The Regulatory Treatment of ISAs Just Got a Lot Clearer
November 17, 2022
At a Glance
A federal agency established that income share agreements are a unique and valid form of education finance.
A little more than a year ago, the Consumer Financial Protection Bureau (CFPB) announced that it had signed a consent order with nonprofit income share agreement (ISA) provider Better Future Forward (BFF). This marked the first time that a federal regulator had publicly stated its belief that ISAs are subject to the Truth in Lending Act (TILA), a key federal law that helps borrowers understand the full cost of financial products and helps protect them from predatory lenders.
But at the time of that announcement, the CFPB provided no guidance on how ISA providers should comply with the law. ISAs, after all, are different from traditionally structured loans where the borrower must repay the borrowed amount (principal) in full, as well as interest applied to that principal. In contrast, an ISA contract does not create an inherent obligation to repay any amount. The obligation is triggered only if the borrower earns a certain amount of income, with the monthly payment amount representing a fixed percentage of those earnings, and the contract expiring after a specified time period, no matter how much the borrower has repaid.
This fundamental difference makes it unclear how ISA providers should comply with TILA. For example, while traditional loans can easily disclose the loan’s cost in the form of a single annual percentage rate (APR), the income-contingent nature of ISAs means that there is a range of possible APRs. TILA’s regulations, however, require the disclosure of a single APR and do not consider multiple APRs, let alone a range.
Luckily, the CFPB has been working with BFF over the last year to design a TILA compliance plan, and BFF has recently published the application, approval, and final disclosure documents resulting from that plan. This development is noteworthy for several reasons:
- Compliance requirements are clearer. While this compliance plan technically only applies to BFF, it offers the first concrete guidance on how the CFPB views ISAs in the context of TILA. Risk-averse ISA providers may therefore choose to voluntarily redesign their disclosures to reflect the approach in this compliance plan. ISA providers still face a complicated and uncertain regulatory treatment, but this compliance plan represents a major step toward greater regulatory clarity.
- ISAs are officially unique. The compliance plan reveals that while the CFPB believes that ISAs are legally considered loans and, therefore, under the CFPB’s jurisdiction, its position is that ISAs are a different kind of loan, one without interest. This is exactly the position for which JFF has been advocating: The CFPB should have jurisdiction over ISAs, ISAs should be subject to TILA, and how ISAs comply with TILA should take into account that ISAs are unique and not like other loans. The CFPB appears to agree with this position.

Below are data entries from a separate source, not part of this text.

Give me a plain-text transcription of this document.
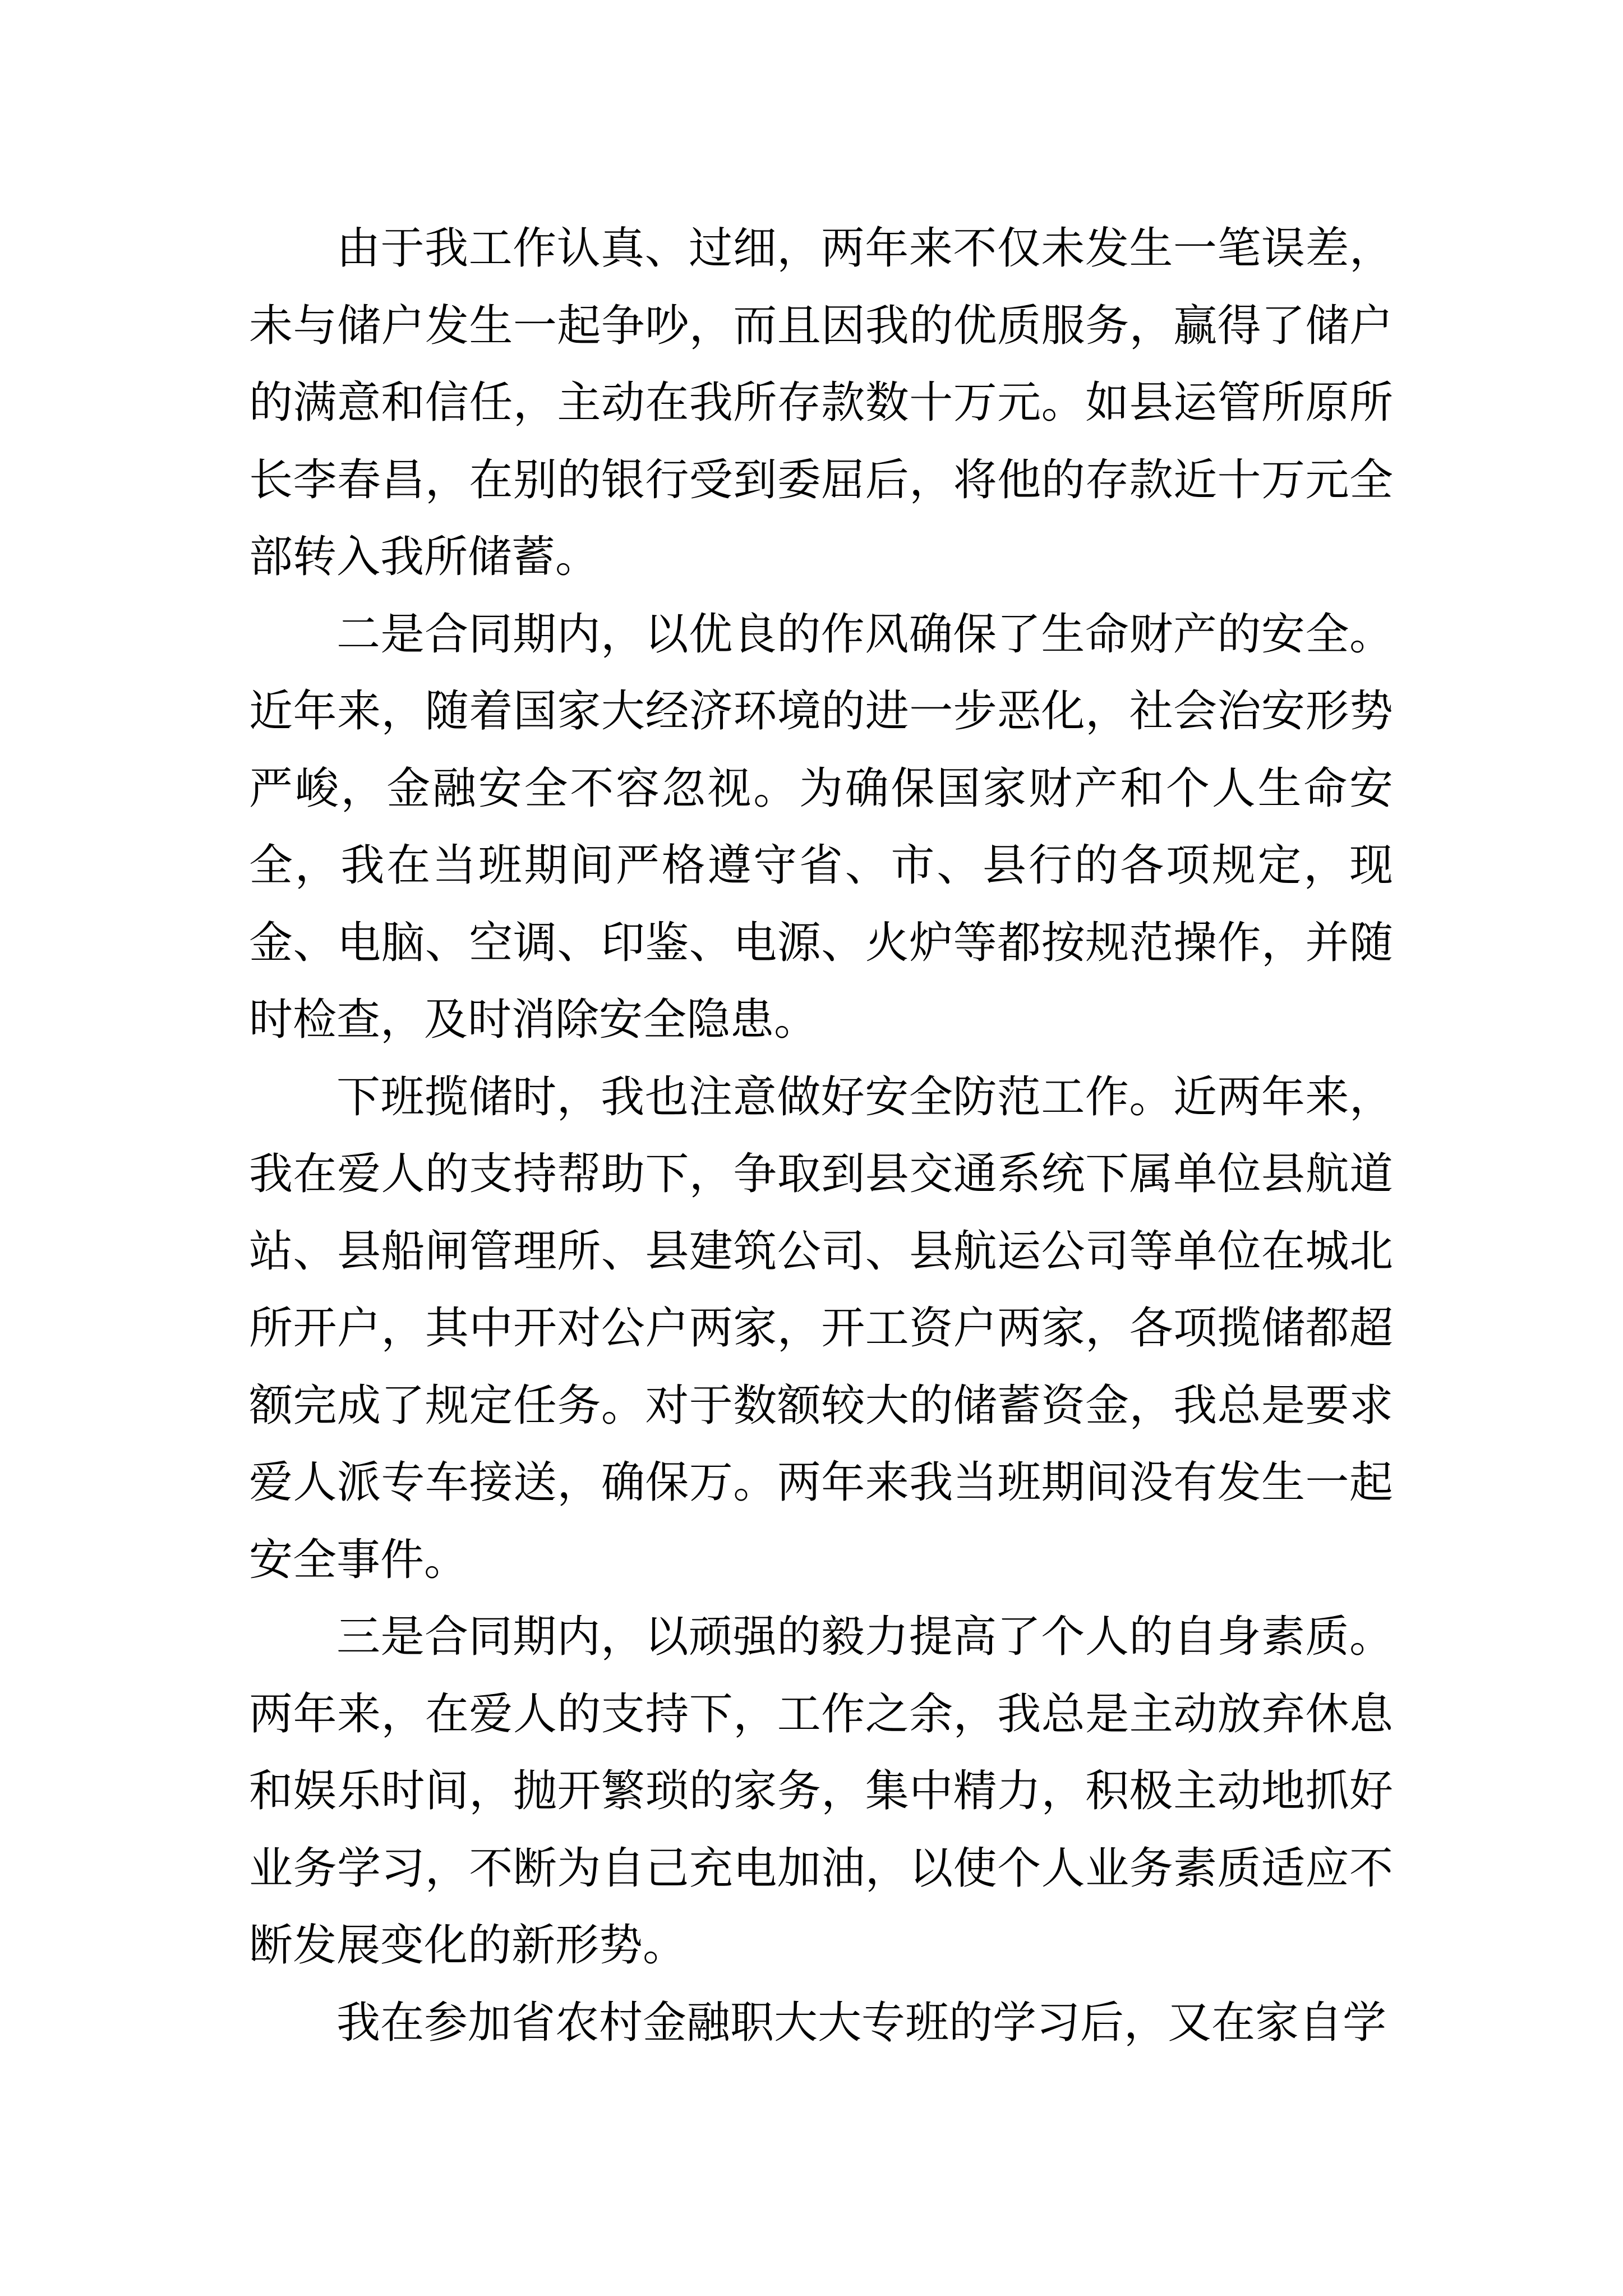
由于我工作认真、过细，两年来不仅未发生一笔误差，未与储户发生一起争吵，而且因我的优质服务，赢得了储户的满意和信任，主动在我所存款数十万元。如县运管所原所长李春昌，在别的银行受到委屈后，将他的存款近十万元全部转入我所储蓄。

二是合同期内，以优良的作风确保了生命财产的安全。近年来，随着国家大经济环境的进一步恶化，社会治安形势严峻，金融安全不容忽视。为确保国家财产和个人生命安全，我在当班期间严格遵守省、市、县行的各项规定，现金、电脑、空调、印鉴、电源、火炉等都按规范操作，并随时检查，及时消除安全隐患。

下班揽储时，我也注意做好安全防范工作。近两年来，我在爱人的支持帮助下，争取到县交通系统下属单位县航道站、县船闸管理所、县建筑公司、县航运公司等单位在城北所开户，其中开对公户两家，开工资户两家，各项揽储都超额完成了规定任务。对于数额较大的储蓄资金，我总是要求爱人派专车接送，确保万。两年来我当班期间没有发生一起安全事件。

三是合同期内，以顽强的毅力提高了个人的自身素质。两年来，在爱人的支持下，工作之余，我总是主动放弃休息和娱乐时间，抛开繁琐的家务，集中精力，积极主动地抓好业务学习，不断为自己充电加油，以使个人业务素质适应不断发展变化的新形势。

我在参加省农村金融职大大专班的学习后，又在家自学
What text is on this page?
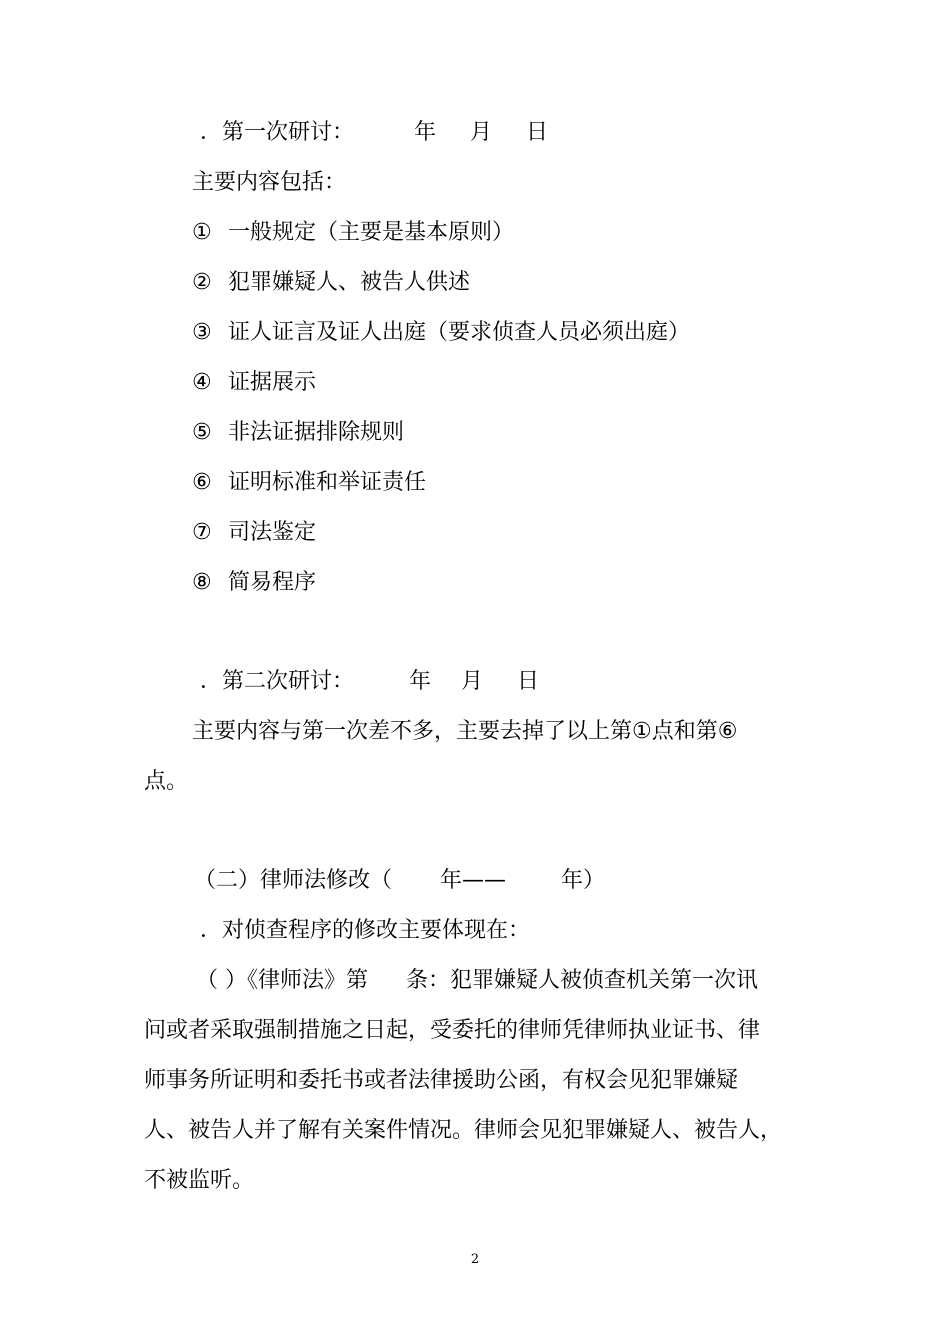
．第一次研讨：	年 月 日
主要内容包括：
① 一般规定（主要是基本原则）
② 犯罪嫌疑人、被告人供述
③ 证人证言及证人出庭（要求侦查人员必须出庭）
④ 证据展示
⑤ 非法证据排除规则
⑥ 证明标准和举证责任
⑦ 司法鉴定
⑧ 简易程序
．第二次研讨：	年 月 日
主要内容与第一次差不多，主要去掉了以上第①点和第⑥
点。
（二）律师法修改（ 年——	年）
．对侦查程序的修改主要体现在：
（ ）《律师法》第 条：犯罪嫌疑人被侦查机关第一次讯
问或者采取强制措施之日起，受委托的律师凭律师执业证书、律
师事务所证明和委托书或者法律援助公函，有权会见犯罪嫌疑
人、被告人并了解有关案件情况。律师会见犯罪嫌疑人、被告人，
不被监听。
2
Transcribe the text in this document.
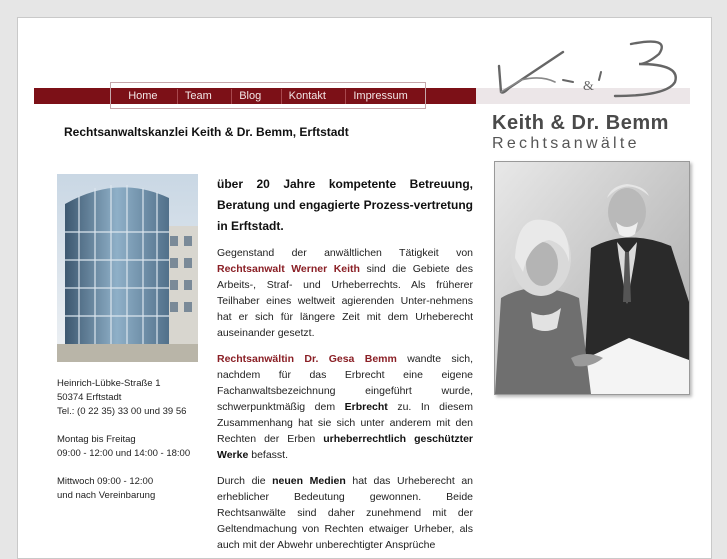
Home	Team	Blog	Kontakt	Impressum
&
Keith & Dr. Bemm
Rechtsanwälte
Rechtsanwaltskanzlei Keith & Dr. Bemm, Erftstadt

Heinrich-Lübke-Straße 1

50374 Erftstadt

Tel.: (0 22 35) 33 00 und 39 56

Montag bis Freitag

09:00 - 12:00 und 14:00 - 18:00

Mittwoch 09:00 - 12:00

und nach Vereinbarung

über 20 Jahre kompetente Betreuung, Beratung und engagierte Prozess-vertretung in Erftstadt.

Gegenstand der anwältlichen Tätigkeit von Rechtsanwalt Werner Keith sind die Gebiete des Arbeits-, Straf- und Urheberrechts. Als früherer Teilhaber eines weltweit agierenden Unter-nehmens hat er sich für längere Zeit mit dem Urheberecht auseinander gesetzt.

Rechtsanwältin Dr. Gesa Bemm wandte sich, nachdem für das Erbrecht eine eigene Fachanwaltsbezeichnung eingeführt wurde, schwerpunktmäßig dem Erbrecht zu. In diesem Zusammenhang hat sie sich unter anderem mit den Rechten der Erben urheberrechtlich geschützter Werke befasst.

Durch die neuen Medien hat das Urheberecht an erheblicher Bedeutung gewonnen. Beide Rechtsanwälte sind daher zunehmend mit der Geltendmachung von Rechten etwaiger Urheber, als auch mit der Abwehr unberechtigter Ansprüche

- Federal legislation is necessary. The BFF compliance plan reveals that the CFPB is constrained by existing federal laws designed for traditionally structured loans. This forced the CFPB to pound a square peg into a round hole, with the result that, for many fields in the required disclosure document, ISA providers are directed to write “N/A.” This may check the legal compliance box, but it is clearly not optimized to ensure that borrowers know what they’re signing up for. It is a triumph of formalism—adherence to existing rules—over what is best for borrowers. The compliance plan is the clearest evidence yet that we need federal legislation to direct and empower the CFPB to create clear and thoughtful regulations that are unique to ISAs.
This may check the legal compliance box, but it is clearly not optimized to ensure that borrowers know what they’re signing up for. It is a triumph of formalism—adherence to existing rules—over what is best for borrowers.
ISAs offer significant promise to improve accountability, access, affordability, and equity in the postsecondary education and training system, but lack of regulatory clarity has hindered the development of ISAs and left learners vulnerable. The CFPB’s compliance plan with BFF represents significant progress toward a clear and thoughtful regulatory framework, and the industry should continue proactively engaging with regulators at the federal and state levels. Ultimately, however, federal legislation is needed to ensure that regulatory guardrails are strong and clear, and that ISA providers are properly and responsibly serving learners.